We are convinced beyond a reasonable doubt that the jury would have reached the same verdict without the admission of the challenged evidence. We conclude that based upon the totality of the evidence, and when viewed in context of the full record and in light of the court's instruction, Hornbuckle's statement did not contribute to Norton's conviction. Therefore, the district court did not err in denying Norton's motion for a mistrial.
D. Cumulative Error
Lastly, Norton contends that the cumulative error doctrine requires reversal. The cumulative error doctrine refers to an accumulation of irregularities, each of which by itself might be harmless, but when aggregated, show the absence of a fair trial in contravention of the defendant's right to due process. Moore, 131 Idaho at 823, 965 P.2d at 183. The presence of errors alone, however, does not require the reversal of a conviction because, under due process, a defendant is entitled to a fair trial, not an error-free trial. Id. Because Norton has failed todemonstrate that there are multiple errors to cumulate, the cumulative error doctrine does not apply.

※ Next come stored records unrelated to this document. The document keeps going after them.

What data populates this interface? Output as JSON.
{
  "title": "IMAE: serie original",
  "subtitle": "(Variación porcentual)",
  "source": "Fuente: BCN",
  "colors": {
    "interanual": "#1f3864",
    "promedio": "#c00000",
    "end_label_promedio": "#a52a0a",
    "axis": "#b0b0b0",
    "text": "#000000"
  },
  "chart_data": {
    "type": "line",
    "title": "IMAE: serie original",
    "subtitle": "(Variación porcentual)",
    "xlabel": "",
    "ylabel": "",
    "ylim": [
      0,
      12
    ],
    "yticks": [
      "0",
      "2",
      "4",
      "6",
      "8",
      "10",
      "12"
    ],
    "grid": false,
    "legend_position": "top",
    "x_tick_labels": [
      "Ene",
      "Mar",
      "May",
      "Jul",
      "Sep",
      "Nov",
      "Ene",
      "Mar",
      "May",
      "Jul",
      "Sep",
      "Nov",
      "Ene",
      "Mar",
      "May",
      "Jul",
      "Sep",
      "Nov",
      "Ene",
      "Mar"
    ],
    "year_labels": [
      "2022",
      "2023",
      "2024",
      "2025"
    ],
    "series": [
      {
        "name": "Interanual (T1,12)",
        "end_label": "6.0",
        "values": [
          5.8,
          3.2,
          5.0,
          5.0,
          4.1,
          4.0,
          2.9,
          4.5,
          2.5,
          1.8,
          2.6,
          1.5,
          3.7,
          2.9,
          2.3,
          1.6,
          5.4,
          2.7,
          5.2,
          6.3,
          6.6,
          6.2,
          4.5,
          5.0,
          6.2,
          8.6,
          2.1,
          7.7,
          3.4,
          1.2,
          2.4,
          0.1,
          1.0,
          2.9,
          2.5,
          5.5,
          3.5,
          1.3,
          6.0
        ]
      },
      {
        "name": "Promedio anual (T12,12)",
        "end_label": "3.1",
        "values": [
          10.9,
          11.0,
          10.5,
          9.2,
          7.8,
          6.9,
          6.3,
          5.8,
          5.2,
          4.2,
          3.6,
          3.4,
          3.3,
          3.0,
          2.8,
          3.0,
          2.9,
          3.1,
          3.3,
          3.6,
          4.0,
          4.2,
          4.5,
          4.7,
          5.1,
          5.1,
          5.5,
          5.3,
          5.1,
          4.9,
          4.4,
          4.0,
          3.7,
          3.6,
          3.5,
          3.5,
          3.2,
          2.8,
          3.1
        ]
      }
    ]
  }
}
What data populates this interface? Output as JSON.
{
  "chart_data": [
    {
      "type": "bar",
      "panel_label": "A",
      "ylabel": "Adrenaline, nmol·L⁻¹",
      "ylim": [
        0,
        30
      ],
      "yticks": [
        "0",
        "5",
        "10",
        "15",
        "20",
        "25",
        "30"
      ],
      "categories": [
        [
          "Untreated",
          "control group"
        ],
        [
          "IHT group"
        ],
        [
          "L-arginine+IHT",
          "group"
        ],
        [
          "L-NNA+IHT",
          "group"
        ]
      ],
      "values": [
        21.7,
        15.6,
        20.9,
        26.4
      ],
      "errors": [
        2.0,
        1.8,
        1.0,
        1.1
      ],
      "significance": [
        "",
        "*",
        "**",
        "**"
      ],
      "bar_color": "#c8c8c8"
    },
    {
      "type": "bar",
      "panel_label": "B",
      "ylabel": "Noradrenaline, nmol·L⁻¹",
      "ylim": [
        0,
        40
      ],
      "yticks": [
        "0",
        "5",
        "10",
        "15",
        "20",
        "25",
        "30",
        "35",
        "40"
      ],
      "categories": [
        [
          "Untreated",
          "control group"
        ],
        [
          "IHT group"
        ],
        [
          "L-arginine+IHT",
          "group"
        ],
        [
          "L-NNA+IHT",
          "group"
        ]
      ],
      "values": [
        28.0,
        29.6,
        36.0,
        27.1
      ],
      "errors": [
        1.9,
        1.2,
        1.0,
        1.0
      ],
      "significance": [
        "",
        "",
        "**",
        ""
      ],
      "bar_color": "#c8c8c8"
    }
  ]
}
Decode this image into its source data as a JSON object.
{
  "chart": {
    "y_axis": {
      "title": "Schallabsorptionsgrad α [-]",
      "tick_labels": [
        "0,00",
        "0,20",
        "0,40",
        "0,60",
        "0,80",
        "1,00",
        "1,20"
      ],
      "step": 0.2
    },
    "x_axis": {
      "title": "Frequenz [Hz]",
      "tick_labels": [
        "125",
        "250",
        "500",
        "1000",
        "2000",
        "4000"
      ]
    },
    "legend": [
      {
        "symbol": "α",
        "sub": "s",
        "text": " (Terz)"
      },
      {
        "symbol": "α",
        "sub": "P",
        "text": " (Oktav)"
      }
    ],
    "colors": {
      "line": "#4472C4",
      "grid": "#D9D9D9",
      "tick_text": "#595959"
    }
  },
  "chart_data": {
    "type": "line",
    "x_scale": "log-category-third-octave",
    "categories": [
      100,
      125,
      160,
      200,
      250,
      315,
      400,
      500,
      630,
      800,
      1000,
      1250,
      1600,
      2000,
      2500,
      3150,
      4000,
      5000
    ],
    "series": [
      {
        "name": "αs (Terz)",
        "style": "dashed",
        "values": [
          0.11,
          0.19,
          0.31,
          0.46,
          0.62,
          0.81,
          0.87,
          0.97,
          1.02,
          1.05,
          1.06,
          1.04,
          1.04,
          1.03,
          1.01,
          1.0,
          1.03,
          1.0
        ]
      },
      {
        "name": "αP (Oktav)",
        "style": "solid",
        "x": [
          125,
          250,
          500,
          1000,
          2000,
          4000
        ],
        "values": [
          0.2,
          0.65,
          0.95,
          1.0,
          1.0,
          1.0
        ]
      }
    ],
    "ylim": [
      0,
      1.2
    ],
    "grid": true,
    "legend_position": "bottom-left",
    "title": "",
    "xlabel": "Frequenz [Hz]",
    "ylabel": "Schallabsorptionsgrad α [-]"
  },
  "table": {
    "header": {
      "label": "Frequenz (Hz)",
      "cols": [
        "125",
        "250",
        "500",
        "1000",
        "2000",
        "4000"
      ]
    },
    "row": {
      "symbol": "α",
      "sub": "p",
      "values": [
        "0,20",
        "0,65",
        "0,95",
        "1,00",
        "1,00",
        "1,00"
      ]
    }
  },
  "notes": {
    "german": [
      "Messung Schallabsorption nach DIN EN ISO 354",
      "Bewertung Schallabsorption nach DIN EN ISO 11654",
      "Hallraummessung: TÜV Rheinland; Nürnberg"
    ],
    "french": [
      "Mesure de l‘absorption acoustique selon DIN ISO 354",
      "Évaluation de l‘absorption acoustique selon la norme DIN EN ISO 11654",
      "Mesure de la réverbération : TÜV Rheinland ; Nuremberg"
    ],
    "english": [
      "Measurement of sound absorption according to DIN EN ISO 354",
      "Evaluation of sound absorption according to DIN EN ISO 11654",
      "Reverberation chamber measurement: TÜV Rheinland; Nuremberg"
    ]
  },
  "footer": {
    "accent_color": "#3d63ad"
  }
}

Norton has failed to establish fundamental error as to any of her claims such that this Court will review them for the first time on appeal. The district court did not err in denying, in part, Norton's motion in limine to exclude evidence. The district court did not err in denying Norton's motion for a mistrial. The cumulative error doctrine does not apply in this case. Norton's judgment of conviction is, therefore, affirmed.
Judge LANSING and Judge MELANSON CONCUR.